- Original theatrical poster
- Directed by: Lew Landers
- Screenplay by: J. Robert Bren Edmund L. Hartmann Gladys Atwater Thomas Lennon
- Based on: Wings of Mercy by Alice B. Curtis
- Produced by: Cliff Reid
- Starring: John Beal Joan Fontaine Philip Huston
- Cinematography: J. Roy Hunt
- Edited by: Jack Hively
- Music by: Max Steiner (uncredited)
- Production company: RKO Radio Pictures
- Distributed by: RKO Radio Pictures
- Release date: April 2, 1937;
- Running time: 67 minutes
- Country: United States
- Language: English

= The Man Who Found Himself =

1937 film by Lew Landers

The Man Who Found Himself, also known as Wings of Mercy, is a 1937 American aviation film based on the unpublished story "Wings of Mercy" by Alice B. Curtis. The film marked the first starring role for 19-year-old Joan Fontaine, who was billed as the "new RKO screen personality", highlighted following the end of the film by a special "on screen" introduction. Unlike many of the period films that appeared to glorify aviation, it is a complex film, examining the motivations of both doctors and pilots.

==Plot==
Young doctor Jim Stanton has two passionate interests in conflict with each other. He is first a conscientious surgeon, but in his spare time, pursues his love of flying, a dangerous hobby that his well-intentioned father abhors. His father is a well-regarded doctor who does his best to curtail his son's flying.

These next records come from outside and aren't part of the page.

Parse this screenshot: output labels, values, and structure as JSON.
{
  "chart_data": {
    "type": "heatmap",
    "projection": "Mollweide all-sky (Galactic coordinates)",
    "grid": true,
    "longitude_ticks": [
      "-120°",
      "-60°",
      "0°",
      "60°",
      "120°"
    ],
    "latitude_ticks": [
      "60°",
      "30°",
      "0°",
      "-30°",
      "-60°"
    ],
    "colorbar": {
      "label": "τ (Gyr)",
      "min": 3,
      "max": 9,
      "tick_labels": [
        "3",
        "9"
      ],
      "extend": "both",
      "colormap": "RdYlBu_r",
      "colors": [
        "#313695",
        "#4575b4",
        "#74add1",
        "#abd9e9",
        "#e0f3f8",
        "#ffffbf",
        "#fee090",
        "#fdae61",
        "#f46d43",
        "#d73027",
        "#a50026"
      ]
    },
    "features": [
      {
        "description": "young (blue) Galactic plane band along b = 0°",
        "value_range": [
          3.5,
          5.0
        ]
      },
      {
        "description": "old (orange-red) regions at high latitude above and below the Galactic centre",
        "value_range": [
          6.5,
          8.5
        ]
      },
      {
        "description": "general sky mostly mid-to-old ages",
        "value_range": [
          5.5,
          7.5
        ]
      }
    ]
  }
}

When Jim crashes, his passenger, a married woman is killed. The resulting scandal prompts the hospital to put him on probation. Believing that he is innocent and wronged, Jim becomes a hobo and is arrested for vagrancy and put to work on a road crew in Los Angeles. He runs into an old pal, Dick Miller, who persuades him to take a job as a mechanic for Roberts Aviation.

On an emergency flight that turns out to be less than routine, nurse Doris King becomes suspicious of the new employee who not only can handle the controls of an aircraft, but also knows what to do in a medical emergency. Doris finds out the truth about Jim from an inquisitive newspaper reporter, "Nosey" Watson. She persuaded the company's boss to make Jim the pilot of the "aerial ambulance" airplane.

Jim reaches a train crash ahead of other doctors, to find his injured father (a passenger, along with Doris) operating on a patient. Jim steps in to help out.

==Cast==

- John Beal as Dr. James Stanton Jr.
- Joan Fontaine as Nurse Doris King
- Phillip Huston as Richard "Dick" Miller
- Jane Walsh as Barbara Reed
- George Irving as Dr. James Stanton Sr.
- Jimmy Conlin as "Nosey" Watson
- Frank M. Thomas as Mr. Roberts
- Diana Gibson as Helen Richards
- Dwight Frye as Hysterical patient
- Billy Gilbert as Hobo

==Production==

A Lockheed Model 10 Electra configured as an ambulance aircraft appeared prominently in the film.

Although Joan Fontaine, on contract with RKO, had already made her screen appearance in No More Ladies (1935), A Million to One (1937) and Quality Street (1937), opposite Katharine Hepburn , the studio considered her a rising star, and touted The Man Who Found Himself as her first starring role. A unique "photo-play"-style introduction was placed after the end credit.

The Man Who Found Himself featured a number of Lockheed Model 10 Electras, a Ford Trimotor, and other aircraft, while a Waco also served as a camera plane for the aerial sequences. Prolific director Lew Landers, who had gained a reputation for bringing projects in on time and budget, began the production January 12, 1937 and wrapped up principal photography by February 1937. In 1937 alone, Landers also completed Danger Patrol, Living on Love, Border Cafe, You Can't Buy Luck, They Wanted to Marry and Flight from Glory (another aviation-oriented film).

AFI Catalog lists the source material as a story by Alice F. Curtis but Motion Picture Herald credits Alice B. Curtis.

==Reception==
The Man Who Found Himself received mixed reviews ranging from a caustic comment in The New York Times – "The only thing the industry could possibly do now ... is to administer anesthetic to the audience" – to flattering mentions of the rising new star, Joan Fontaine. Kate Cameron's comment in the New York Daily News was that "Miss Fontaine is as blonde as Miss [Olivia] de Havilland is dark, but she has the same charm and poise which makes her sister one of the most promising younger actresses in Hollywood."